Dr. Mordecai I BrownleeDr. Mordecai I Brownlee The Lawsuit Challenging HSIs’ Very Existence

This past June, the State of Tennessee and the group Students for Fair Admissions (SFFA) filed a suit against the U.S. Department of Education, claiming that HSI programs are discriminatory due to the status enrollment threshold. According to the Higher Education Act, HSIs are not-for-profit colleges and universities where at least 25% of the full-time equivalent (FTE) undergraduate enrollment is Hispanic. Following the filing, last month, the Department of Defense announced that it would not defend against the lawsuit. Interestingly, according to the HACU 2023-2024 Emerging HSI Report, which provides an account of nonprofit, degree-granting institutions with full-time equivalent (FTE) undergraduate Hispanic student enrollment of at least 15% but less than 25%, Tennessee had six institutions recognized at an emerging HSI status, ranging from 15.8% to 22.5%.

What’s at Stake: America’s Workforce and Economic Future

Instead of prompting a discussion regarding the threshold or advocating for a more encompassing metric, SFFA, the group that ended race-conscious admissions (along with the State of Tennessee), believes it is better to seek to end federal Title V funding altogether for over 5.6 million students at 615 colleges and universities. At a time when the United States faces high risks of labor shortages and various environmental disruptions due to demographic shifts, technology, economic, and geopolitical realities, why would it be in the best interest of our country to strip away funding for its minority serving institutions — the very engines that daily prepare first-generation and low socioeconomic learners to drive America’s workforce?
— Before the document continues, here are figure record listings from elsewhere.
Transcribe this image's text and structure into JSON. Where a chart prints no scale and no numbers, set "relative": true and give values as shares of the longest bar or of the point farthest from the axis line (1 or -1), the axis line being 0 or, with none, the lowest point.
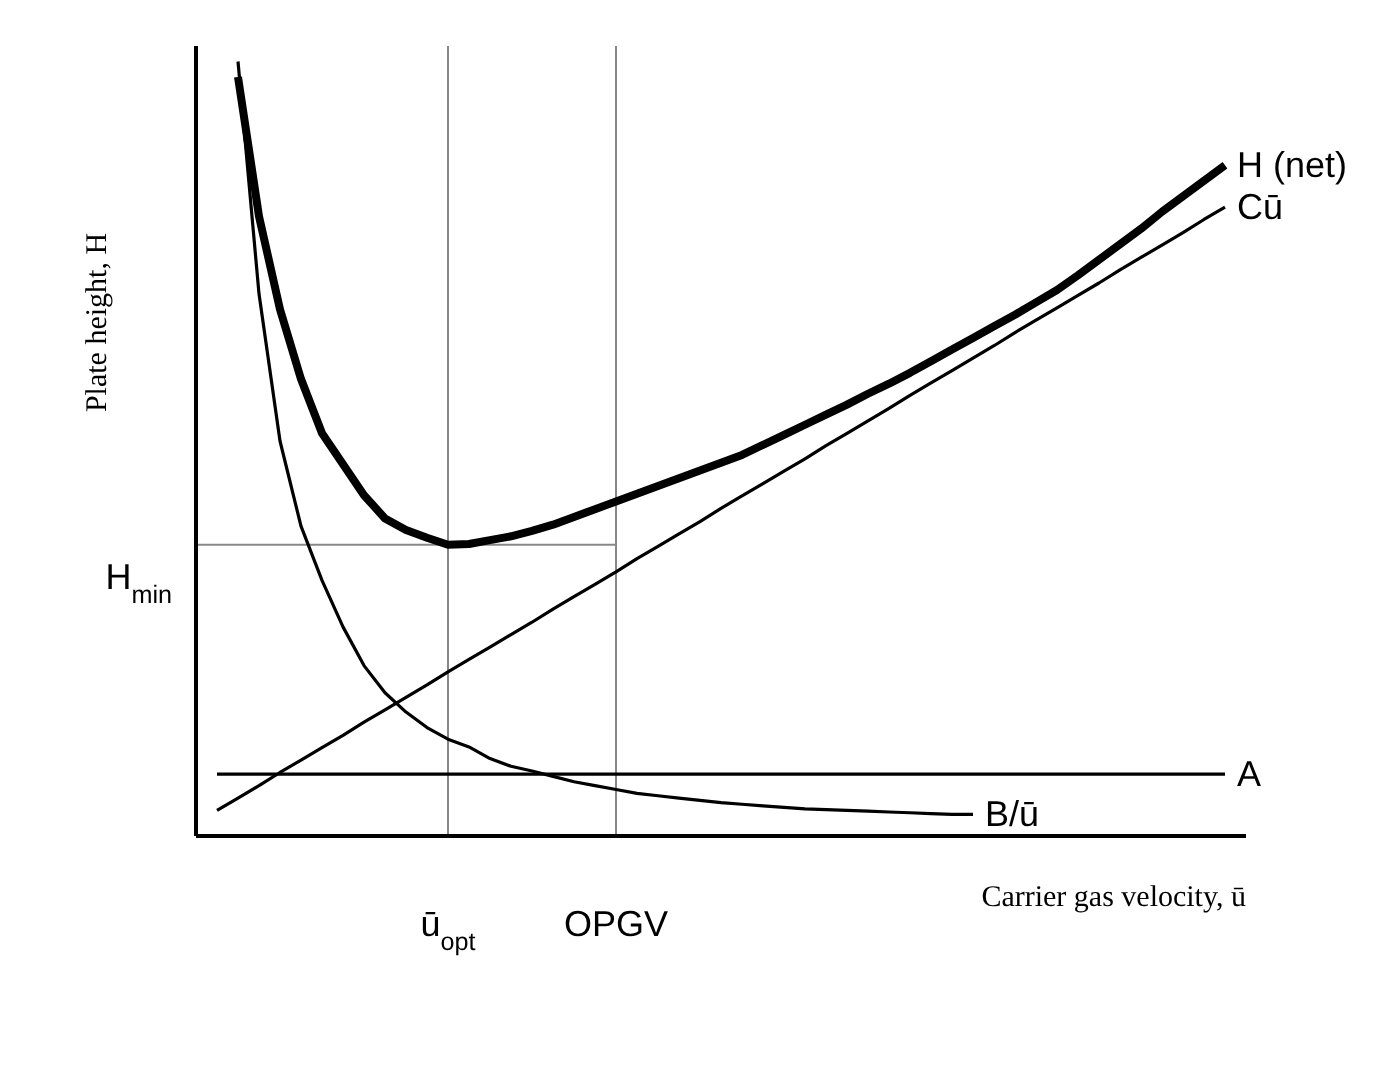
{
  "chart_data": {
    "type": "line",
    "relative": true,
    "xlabel": "Carrier gas velocity, ū",
    "ylabel": "Plate height, H",
    "marker": "none",
    "categories": [
      null,
      null,
      null,
      null,
      null,
      null,
      null,
      null,
      null,
      null,
      null,
      null,
      null,
      null,
      null,
      null,
      null,
      null,
      null,
      null,
      null,
      null,
      null,
      null,
      null,
      null,
      null,
      null,
      null,
      null,
      null,
      null,
      null,
      null,
      null,
      null,
      null,
      null,
      null,
      null,
      null,
      null,
      null,
      null,
      null,
      null,
      null,
      null,
      null,
      null,
      null
    ],
    "series": [
      {
        "name": "H (net)",
        "color": "#000000",
        "values": [
          null,
          null,
          0.98,
          0.8,
          0.68,
          0.59,
          0.52,
          0.48,
          0.44,
          0.41,
          0.395,
          0.385,
          0.376,
          0.377,
          0.382,
          0.387,
          0.394,
          0.402,
          0.412,
          0.422,
          0.432,
          0.442,
          0.452,
          0.462,
          0.472,
          0.482,
          0.492,
          0.505,
          0.518,
          0.531,
          0.544,
          0.557,
          0.571,
          0.584,
          0.598,
          0.613,
          0.628,
          0.643,
          0.658,
          0.673,
          0.689,
          0.705,
          0.724,
          0.744,
          0.764,
          0.784,
          0.806,
          0.826,
          0.846,
          0.866,
          null
        ]
      },
      {
        "name": "Cū",
        "color": "#000000",
        "values": [
          null,
          0.033,
          0.049,
          0.065,
          0.082,
          0.098,
          0.114,
          0.13,
          0.147,
          0.163,
          0.179,
          0.195,
          0.212,
          0.228,
          0.244,
          0.26,
          0.276,
          0.293,
          0.309,
          0.325,
          0.341,
          0.358,
          0.374,
          0.39,
          0.406,
          0.423,
          0.439,
          0.455,
          0.471,
          0.487,
          0.504,
          0.52,
          0.536,
          0.552,
          0.569,
          0.585,
          0.601,
          0.617,
          0.633,
          0.65,
          0.666,
          0.682,
          0.698,
          0.714,
          0.731,
          0.747,
          0.763,
          0.779,
          0.796,
          0.812,
          null
        ]
      },
      {
        "name": "A",
        "color": "#000000",
        "values": [
          null,
          0.08,
          0.08,
          0.08,
          0.08,
          0.08,
          0.08,
          0.08,
          0.08,
          0.08,
          0.08,
          0.08,
          0.08,
          0.08,
          0.08,
          0.08,
          0.08,
          0.08,
          0.08,
          0.08,
          0.08,
          0.08,
          0.08,
          0.08,
          0.08,
          0.08,
          0.08,
          0.08,
          0.08,
          0.08,
          0.08,
          0.08,
          0.08,
          0.08,
          0.08,
          0.08,
          0.08,
          0.08,
          0.08,
          0.08,
          0.08,
          0.08,
          0.08,
          0.08,
          0.08,
          0.08,
          0.08,
          0.08,
          0.08,
          0.08,
          null
        ]
      },
      {
        "name": "B/ū",
        "color": "#000000",
        "values": [
          null,
          null,
          1.0,
          0.7,
          0.51,
          0.4,
          0.33,
          0.27,
          0.22,
          0.185,
          0.16,
          0.14,
          0.125,
          0.115,
          0.1,
          0.09,
          0.084,
          0.077,
          0.07,
          0.065,
          0.06,
          0.055,
          0.052,
          0.049,
          0.046,
          0.043,
          0.041,
          0.039,
          0.037,
          0.035,
          0.034,
          0.033,
          0.032,
          0.031,
          0.03,
          0.029,
          0.028,
          0.028,
          null,
          null,
          null,
          null,
          null,
          null,
          null,
          null,
          null,
          null,
          null,
          null,
          null
        ]
      }
    ],
    "annotations": [
      "ū$_{opt}$",
      "OPGV"
    ],
    "ref_lines": [
      {
        "axis": "y",
        "value": 0.376,
        "label": "H$_{min}$",
        "color": "#888888"
      }
    ]
  }
}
Even more concerning is why, at a time when the U.S. Departments of Labor, Commerce, and Education collaborated on a milestone report outlining President Trump’s America First economic agenda, which details efforts to “take innovative actions to empower more Americans to access good-paying jobs, build pipelines of skilled talent for critical industries, prepare the workforce system for an AI-driven economy, and position the U.S. as the dominant global economic leader” would America become distracted and start attacking our own community colleges and universities — the very institutions producing that talent?